O problema é que, poucas horas antes dessa movimentação institucional, o próprio Toffoli admitiu ser sócio da empresa Maridt, que vendeu participação no resort Tayayá para um fundo ligado ao cunhado de Daniel Vorcaro, personagem central nas investigações envolvendo o Banco Master. A revelação não é um detalhe irrelevante. Em processos que envolvem suspeitas de irregularidades financeiras e conexões empresariais, qualquer vínculo societário indireto precisa ser tratado com máxima cautela.
Ainda assim, Toffoli sustentava que poderia continuar à frente da relatoria. Não poderia. A questão aqui não é apenas jurídica, é institucional. O Supremo não deve se contentar com a ausência formal de impedimento. Em cortes constitucionais, a confiança pública é tão importante quanto a decisão final.

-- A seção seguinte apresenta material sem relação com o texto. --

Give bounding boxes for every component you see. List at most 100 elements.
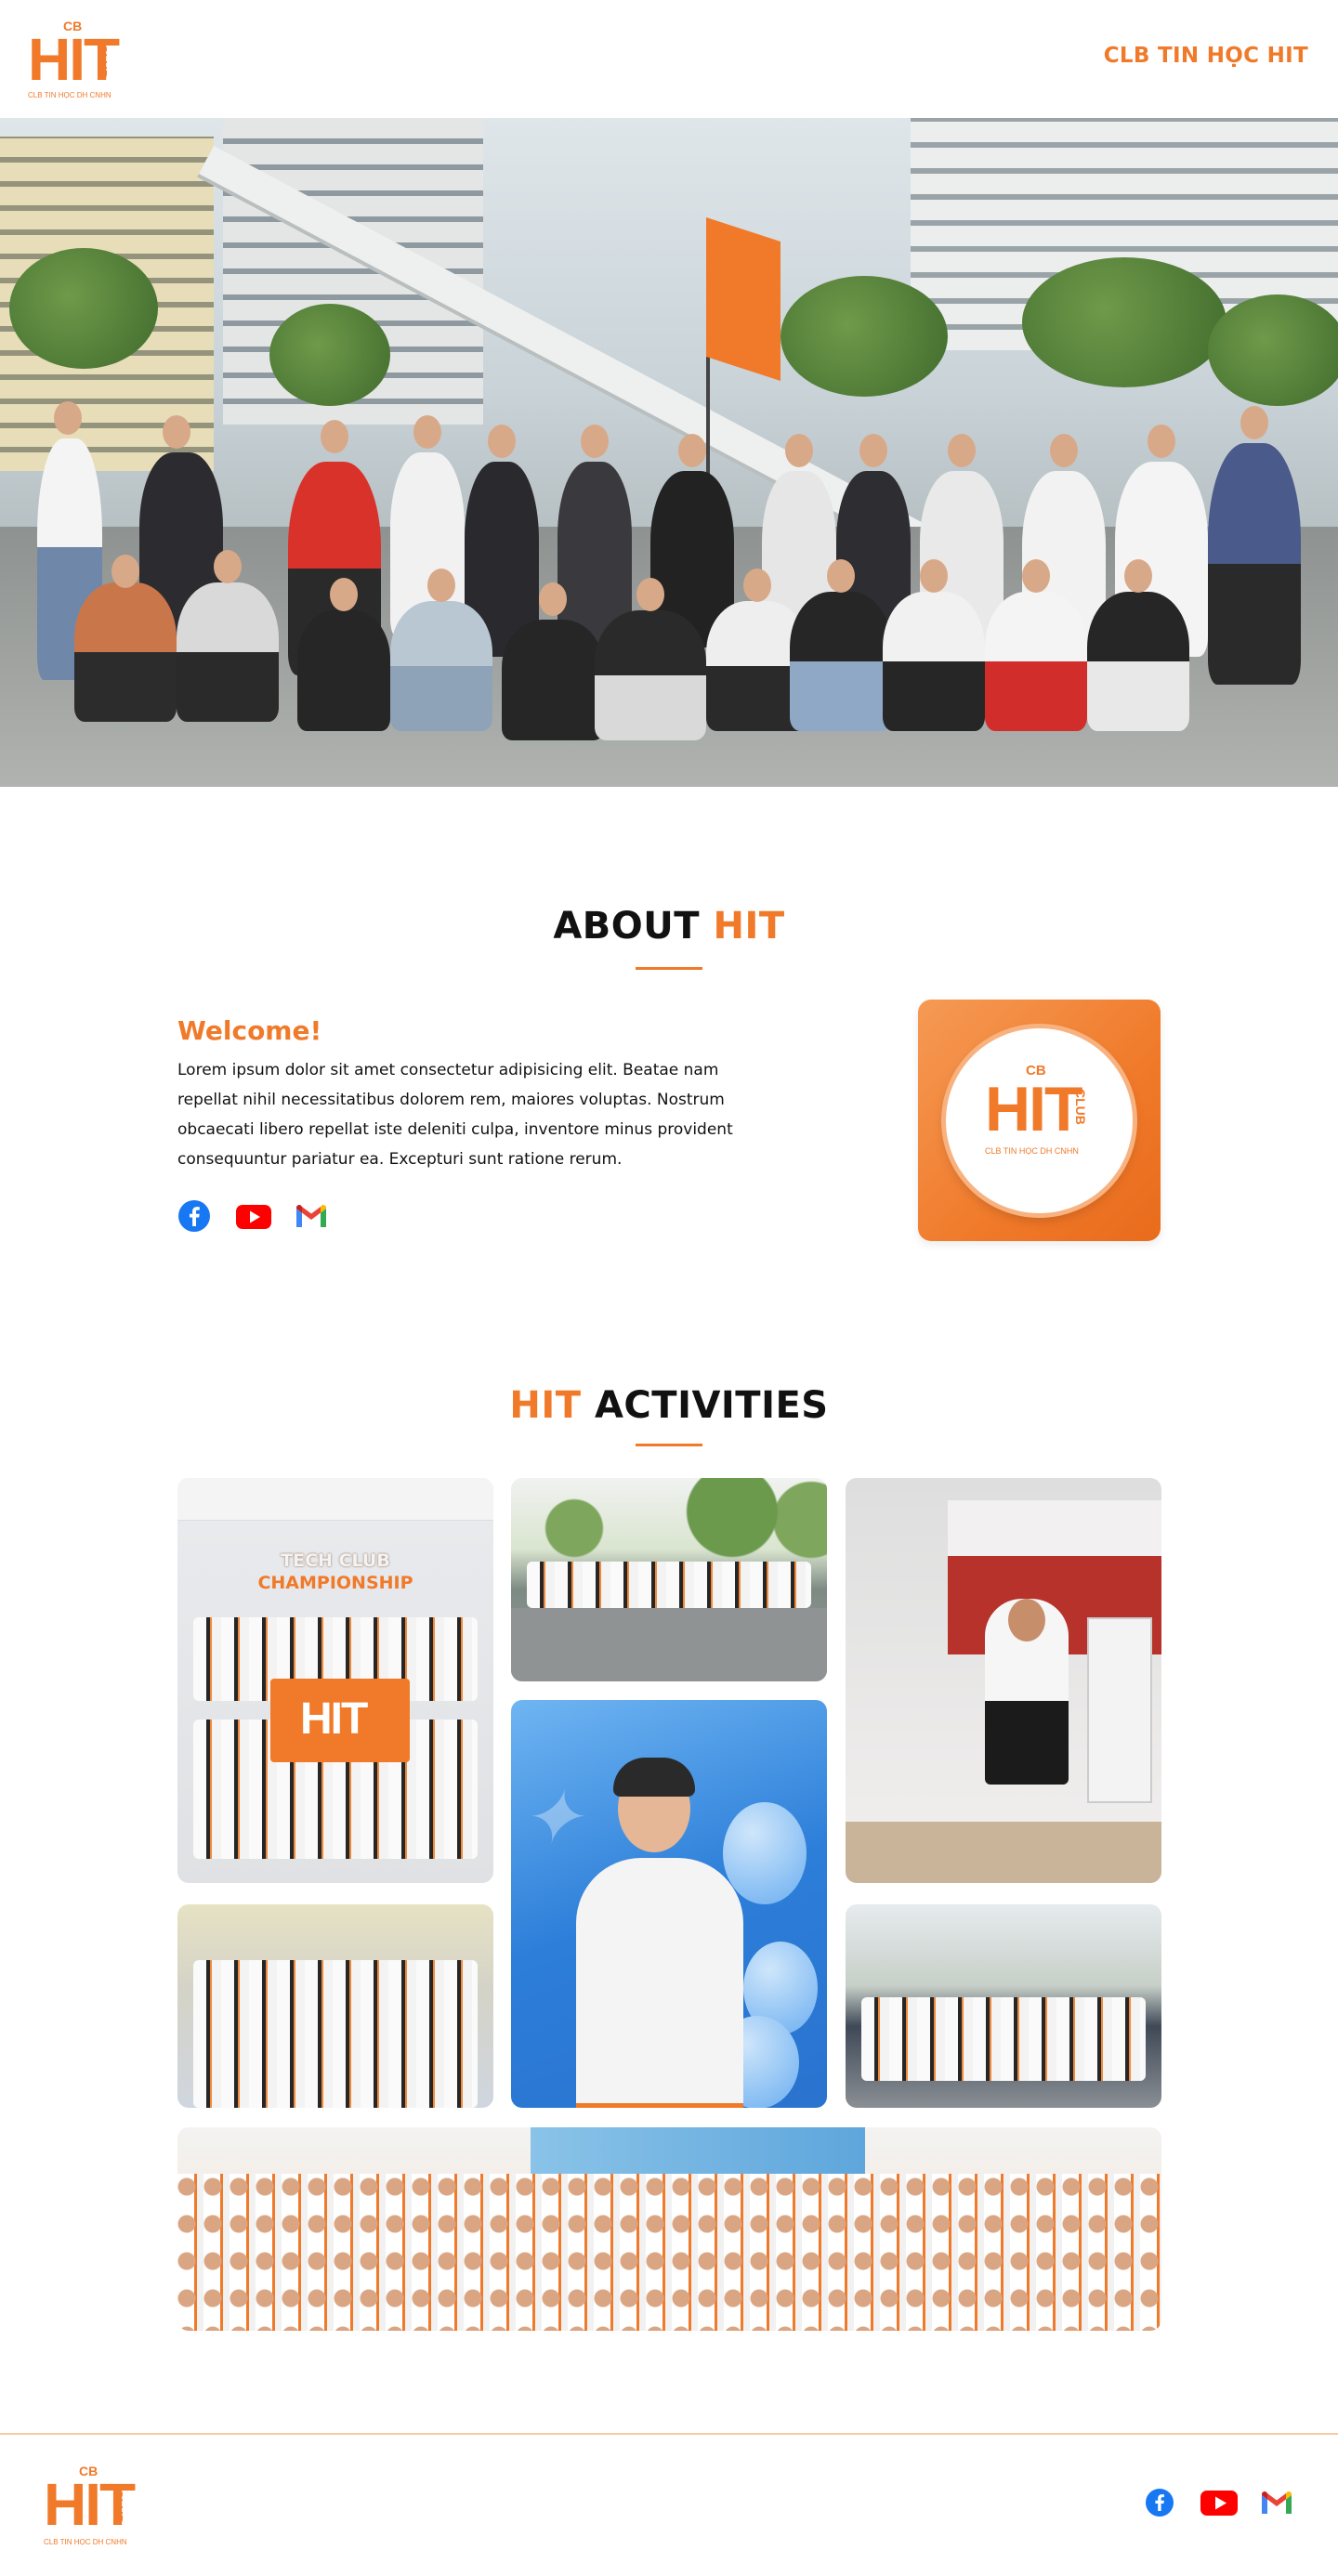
hero-head xyxy=(859,434,887,467)
footer-social-links xyxy=(1143,2486,1295,2519)
activity-photo-outdoor-group[interactable] xyxy=(511,1478,827,1681)
about-logo-card: CB HIT CLUB CLB TIN HỌC DH CNHN xyxy=(918,1000,1161,1241)
hero-head xyxy=(678,434,706,467)
photo-backdrop-text: ✦ xyxy=(520,1774,584,1861)
about-card-logo: CB HIT CLUB CLB TIN HỌC DH CNHN xyxy=(985,1063,1106,1180)
photo-sponsor-strip xyxy=(177,1478,493,1521)
hero-head xyxy=(743,569,771,602)
hero-head xyxy=(321,420,348,453)
photo-banner-text: HIT xyxy=(300,1694,368,1744)
hero-person xyxy=(297,610,390,731)
about-title-underline xyxy=(636,967,702,970)
activity-photo-plaza-group[interactable] xyxy=(846,1904,1161,2108)
youtube-link[interactable] xyxy=(1200,2486,1238,2519)
hero-head xyxy=(581,425,609,458)
hero-tree xyxy=(269,304,390,406)
brand-name: CLB TIN HỌC HIT xyxy=(1103,44,1308,68)
facebook-icon xyxy=(1146,2489,1174,2517)
hero-group-photo xyxy=(0,118,1338,787)
hero-person xyxy=(790,592,892,731)
footer-logo[interactable]: CB HIT CLUB CLB TIN HỌC DH CNHN xyxy=(44,2462,137,2555)
logo-tagline: CLB TIN HỌC DH CNHN xyxy=(44,2538,127,2546)
activity-photo-championship[interactable]: TECH CLUB CHAMPIONSHIP HIT xyxy=(177,1478,493,1883)
logo-club-text: CLUB xyxy=(1073,1089,1088,1125)
hero-person xyxy=(1208,443,1301,685)
activities-title-accent: HIT xyxy=(509,1384,582,1427)
hero-person xyxy=(883,592,985,731)
hero-head xyxy=(785,434,813,467)
activity-photo-mc[interactable]: ✦ xyxy=(511,1700,827,2108)
header-logo[interactable]: CB HIT CLUB CLB TIN HỌC DH CNHN xyxy=(28,17,121,110)
facebook-link[interactable] xyxy=(1143,2486,1180,2519)
hero-head xyxy=(539,582,567,616)
photo-road xyxy=(511,1608,827,1681)
logo-club-text: CLUB xyxy=(112,2490,125,2524)
youtube-link[interactable] xyxy=(235,1199,272,1233)
hero-tree xyxy=(1208,294,1338,406)
activities-title-main: ACTIVITIES xyxy=(581,1384,829,1427)
logo-club-text: CLUB xyxy=(96,45,110,79)
logo-hit-mark: HIT xyxy=(985,1074,1083,1144)
site-header: CB HIT CLUB CLB TIN HỌC DH CNHN CLB TIN … xyxy=(0,0,1338,118)
gmail-link[interactable] xyxy=(293,1199,330,1233)
hero-head xyxy=(1022,559,1050,593)
hero-person xyxy=(74,582,177,722)
hero-head xyxy=(1240,406,1268,439)
photo-crowd xyxy=(193,1785,478,1859)
welcome-heading: Welcome! xyxy=(177,1015,322,1046)
activities-title: HIT ACTIVITIES xyxy=(0,1384,1338,1427)
photo-trees xyxy=(511,1478,827,1562)
activity-photo-hall-group[interactable] xyxy=(177,2127,1161,2331)
hero-tree xyxy=(780,276,948,397)
about-title: ABOUT HIT xyxy=(0,905,1338,948)
facebook-icon xyxy=(178,1200,210,1232)
hero-person xyxy=(502,620,604,740)
youtube-icon xyxy=(1200,2491,1238,2516)
gmail-icon xyxy=(1262,2491,1292,2514)
about-social-links xyxy=(177,1199,330,1233)
hero-flag xyxy=(706,217,780,381)
photo-crowd xyxy=(861,1997,1146,2081)
hero-head xyxy=(330,578,358,611)
youtube-icon xyxy=(236,1205,271,1229)
hero-person xyxy=(177,582,279,722)
photo-desk xyxy=(846,1822,1161,1883)
footer-divider xyxy=(0,2433,1338,2435)
hero-head xyxy=(112,555,139,588)
photo-hit-banner: HIT xyxy=(270,1679,410,1762)
photo-speaker-face xyxy=(1008,1599,1045,1641)
gmail-icon xyxy=(296,1204,326,1227)
logo-tagline: CLB TIN HỌC DH CNHN xyxy=(28,91,112,99)
hero-head xyxy=(948,434,976,467)
hero-head xyxy=(214,550,242,583)
photo-crowd xyxy=(177,2174,1161,2331)
hero-head xyxy=(827,559,855,593)
hero-head xyxy=(54,401,82,435)
photo-crowd xyxy=(527,1562,811,1608)
hero-person xyxy=(985,592,1087,731)
hero-person xyxy=(390,601,492,731)
gmail-link[interactable] xyxy=(1258,2486,1295,2519)
photo-caption-line2: CHAMPIONSHIP xyxy=(257,1573,413,1593)
activities-title-underline xyxy=(636,1444,702,1446)
photo-crowd xyxy=(193,2007,478,2108)
hero-head xyxy=(1148,425,1175,458)
hero-tree xyxy=(9,248,158,369)
hero-head xyxy=(488,425,516,458)
about-title-accent: HIT xyxy=(713,905,785,948)
logo-tagline: CLB TIN HỌC DH CNHN xyxy=(985,1146,1079,1156)
activity-photo-speaker[interactable] xyxy=(846,1478,1161,1883)
hero-tree xyxy=(1022,257,1226,387)
hero-head xyxy=(1124,559,1152,593)
hero-head xyxy=(427,569,455,602)
photo-mc-hair xyxy=(613,1758,695,1797)
photo-caption-line1: TECH CLUB xyxy=(281,1550,390,1571)
hero-person xyxy=(595,610,706,740)
hero-head xyxy=(163,415,190,449)
photo-balloon xyxy=(723,1802,807,1904)
hero-person xyxy=(1087,592,1189,731)
facebook-link[interactable] xyxy=(177,1199,215,1233)
hero-head xyxy=(636,578,664,611)
hero-head xyxy=(920,559,948,593)
activity-photo-indoor-group[interactable] xyxy=(177,1904,493,2108)
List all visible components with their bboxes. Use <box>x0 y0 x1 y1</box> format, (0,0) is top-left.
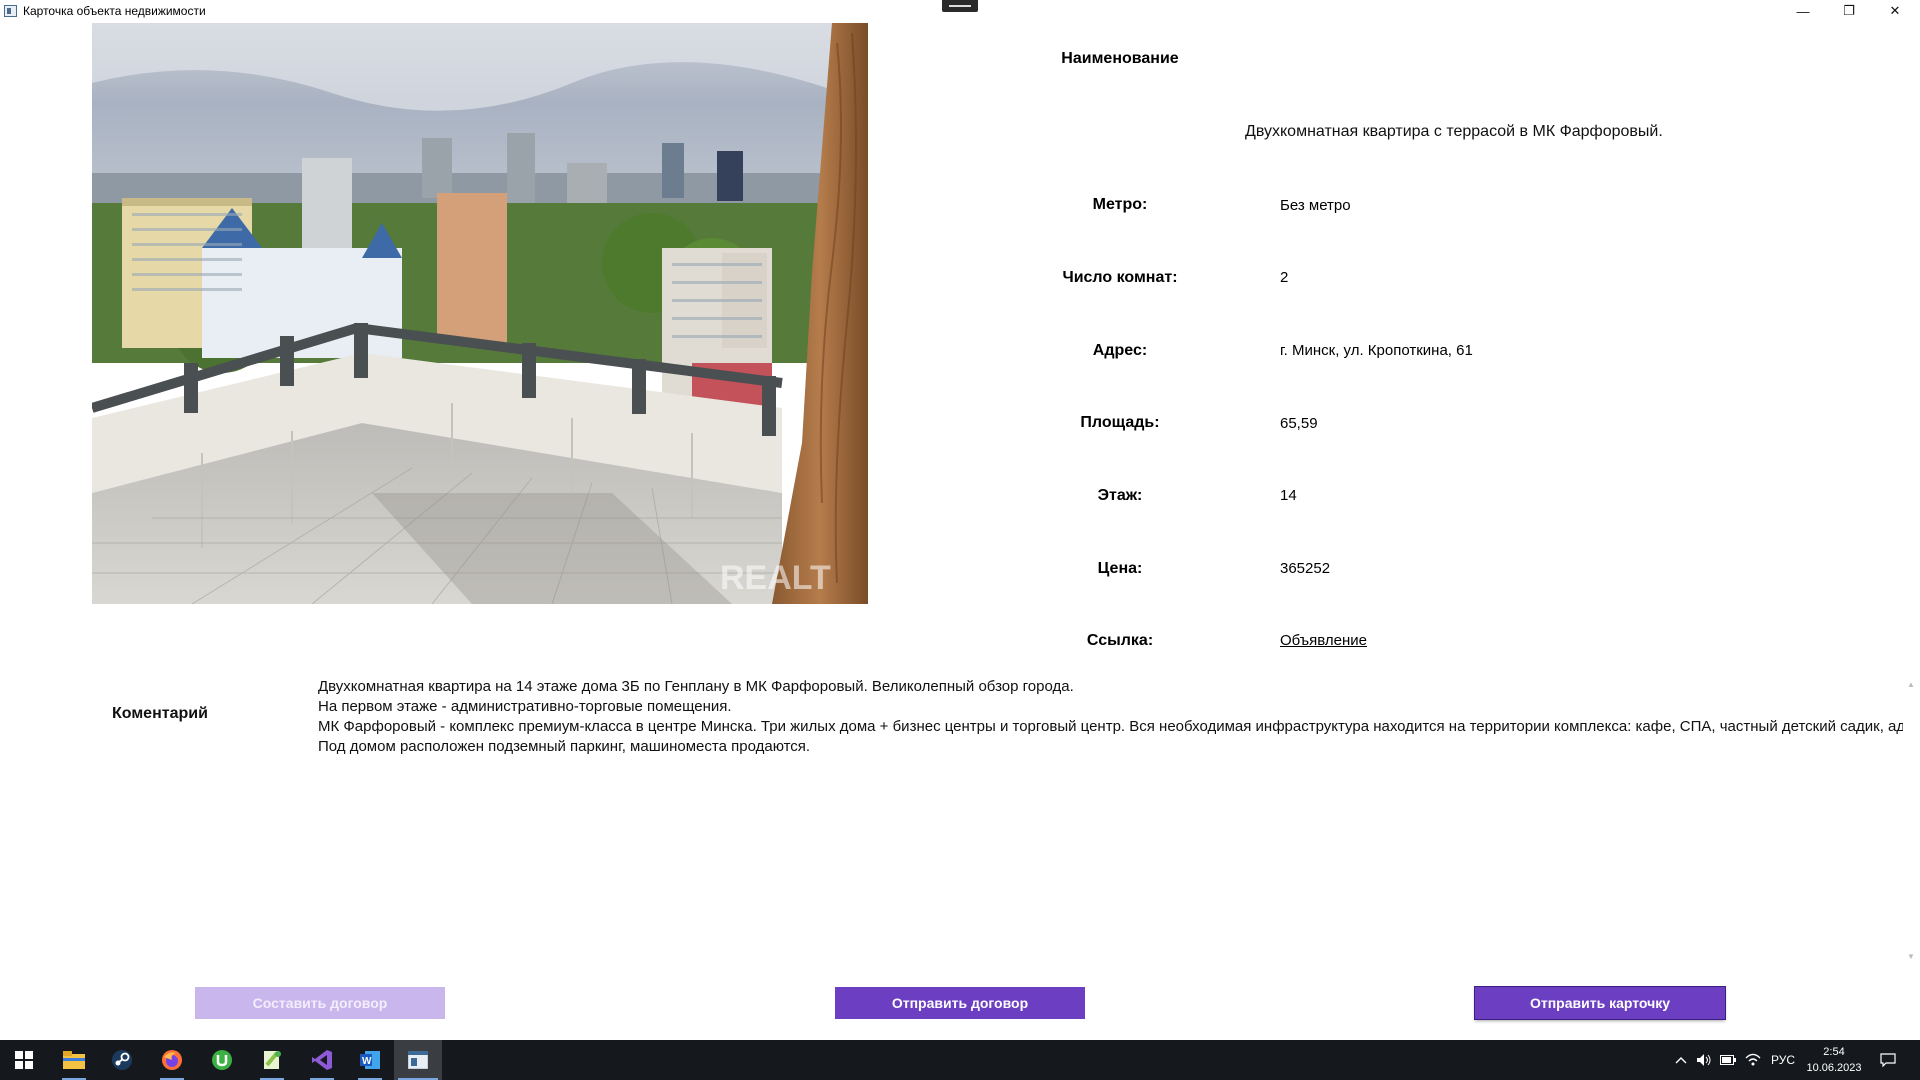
wpf-app-icon[interactable] <box>394 1040 442 1080</box>
price-label: Цена: <box>1097 560 1143 577</box>
notepad-plus-plus-icon[interactable] <box>248 1040 296 1080</box>
wifi-icon[interactable] <box>1742 1040 1764 1080</box>
close-button[interactable]: ✕ <box>1872 0 1918 22</box>
make-contract-button[interactable]: Составить договор <box>195 987 445 1019</box>
windows-start-icon[interactable] <box>0 1040 48 1080</box>
firefox-icon[interactable] <box>148 1040 196 1080</box>
file-explorer-icon[interactable] <box>50 1040 98 1080</box>
comment-textbox[interactable]: Двухкомнатная квартира на 14 этаже дома … <box>318 677 1903 967</box>
language-indicator[interactable]: РУС <box>1768 1040 1798 1080</box>
restore-button[interactable]: ❐ <box>1826 0 1872 22</box>
metro-label: Метро: <box>1092 196 1148 213</box>
steam-icon[interactable] <box>98 1040 146 1080</box>
utorrent-icon[interactable] <box>198 1040 246 1080</box>
rooms-value: 2 <box>1280 269 1289 286</box>
name-label: Наименование <box>1061 50 1179 67</box>
comment-line: Под домом расположен подземный паркинг, … <box>318 738 811 755</box>
address-value: г. Минск, ул. Кропоткина, 61 <box>1280 342 1473 359</box>
comment-label: Коментарий <box>112 705 208 722</box>
notification-icon[interactable] <box>1876 1040 1900 1080</box>
realt-watermark: REALT <box>720 559 831 597</box>
visual-studio-icon[interactable] <box>298 1040 346 1080</box>
volume-icon[interactable] <box>1694 1040 1714 1080</box>
link-label: Ссылка: <box>1086 632 1154 649</box>
name-value: Двухкомнатная квартира с террасой в МК Ф… <box>1245 123 1663 140</box>
window-title: Карточка объекта недвижимости <box>23 4 206 18</box>
drag-handle-icon[interactable] <box>942 0 978 12</box>
svg-text:W: W <box>362 1056 372 1067</box>
clock-time: 2:54 <box>1823 1046 1845 1058</box>
address-label: Адрес: <box>1092 342 1148 359</box>
clock[interactable]: 2:54 10.06.2023 <box>1800 1044 1868 1076</box>
clock-date: 10.06.2023 <box>1806 1062 1862 1074</box>
rooms-label: Число комнат: <box>1062 269 1178 286</box>
comment-line: МК Фарфоровый - комплекс премиум-класса … <box>318 718 1903 735</box>
scroll-up-arrow-icon[interactable]: ▲ <box>1906 680 1916 690</box>
battery-icon[interactable] <box>1718 1040 1738 1080</box>
floor-value: 14 <box>1280 487 1297 504</box>
area-value: 65,59 <box>1280 415 1318 432</box>
price-value: 365252 <box>1280 560 1331 577</box>
listing-link[interactable]: Объявление <box>1280 632 1367 649</box>
scroll-down-arrow-icon[interactable]: ▼ <box>1906 952 1916 962</box>
metro-value: Без метро <box>1280 197 1351 214</box>
window-title-bar: Карточка объекта недвижимости — ❐ ✕ <box>0 0 1920 22</box>
area-label: Площадь: <box>1080 414 1160 431</box>
word-icon[interactable]: W <box>346 1040 394 1080</box>
app-window-icon <box>4 5 17 17</box>
property-photo: REALT <box>92 23 868 604</box>
comment-line: Двухкомнатная квартира на 14 этаже дома … <box>318 678 1074 695</box>
chevron-up-icon[interactable] <box>1670 1040 1692 1080</box>
comment-line: На первом этаже - административно-торгов… <box>318 698 732 715</box>
taskbar: W РУС 2:54 10.06.2023 <box>0 1040 1920 1080</box>
minimize-button[interactable]: — <box>1780 0 1826 22</box>
floor-label: Этаж: <box>1097 487 1143 504</box>
send-card-button[interactable]: Отправить карточку <box>1475 987 1725 1019</box>
send-contract-button[interactable]: Отправить договор <box>835 987 1085 1019</box>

Ao afirmar que não haveria motivo para suspeição e ao emitir nota coletiva de apoio, o STF assumiu para si o desgaste que antes recaía apenas sobre um ministro. Se antes a suspeição pairava sobre Toffoli, agora a sombra se projeta sobre o Tribunal como um todo. Em um momento em que a credibilidade das instituições é constantemente testada, a Corte deveria ter optado pela transparência máxima e pelo afastamento imediato, sem necessidade de constrangimento público ou pressão externa.
A escolha de André Mendonça como novo relator pode ajudar a pacificar formalmente o processo. Porém é notório que o Supremo falhou ao minimizar um questionamento que, diante dos fatos revelados, é legítimo e inevitável.